By: Kim Ives, Haiti Liberte
On Oct. 7, scores of demonstrators, both Haitians and their international allies, crossed the Brooklyn Bridge to show support for the movement called Occupy Wall Street (OWS).
Chanting “Get Out of Haiti! Occupy Wall Street!”, the demonstrators left Cadman Plaza Park in Brooklyn around 5:30 p.m. and marched onto the bridge’s pedestrian walkway, where hundreds of commuters and tourists showed their solidarity with raised fists and thumbs-up.
When the demonstrators reached the Manhattan side of the bridge, their ranks had swelled to a few hundred. They were met by another march of several hundred OWS demonstrators heading north on Broadway. The two groups of marchers hailed each other and then merged behind the Haitians’ banner for a lap around City Hall park before marching together down to Zuccotti Park.
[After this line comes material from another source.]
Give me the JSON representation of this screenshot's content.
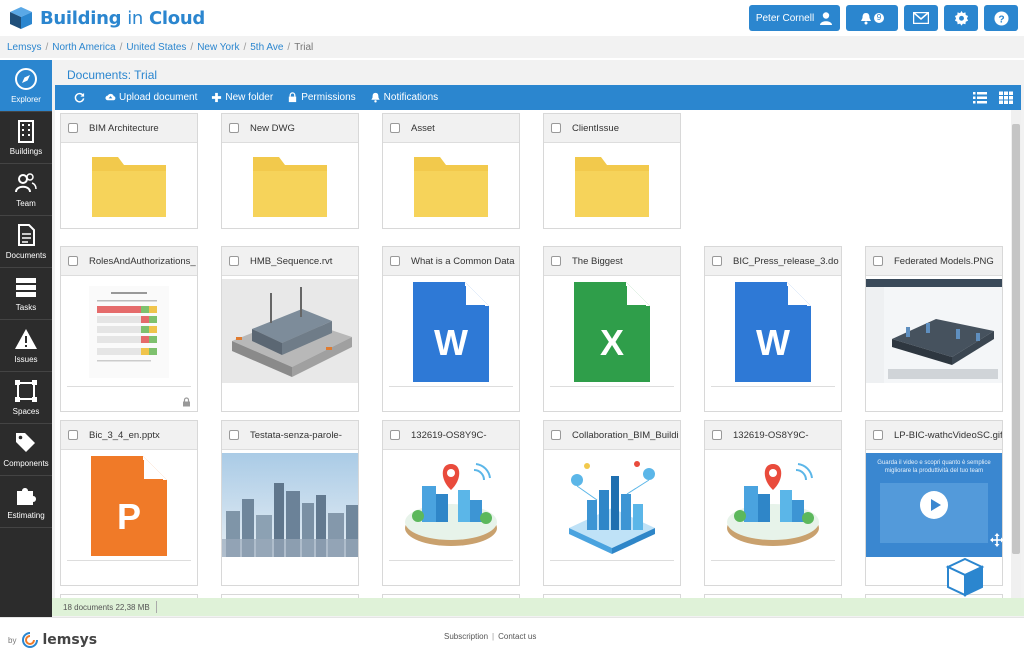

Once in Zuccotti Park, Ray Laforest of the International Support Haiti Network (ISHN) – one of the march sponsors – spoke to the OWS protestors using the “human megaphone,” where a speaker’s words are amplified when repeated in unison by scores of voices.
“The military occupations we see in Iraq and Afghanistan are the same as that in Haiti,” Laforest said. “We call for an end to the United Nation’s military occupation of Haiti, which is only there to enforce the dictates of Washington and Wall Street. Instead, let us, the peoples of the world united, occupy Wall Street!”
On several occasions over the past two decades, Haitians have staged symbolic marches, sometimes in the thousands, across the Brooklyn Bridge to protest racist federal policies, coups d’etat in Haiti, or police brutality in New York City.
The Oct. 7 march was called by a coalition of Haitian community groups including ISHN, the Fanmi Lavalas’ New York chapter, and the Konbit Ayisyen pou Kore Lakay (KAKOLA), among others.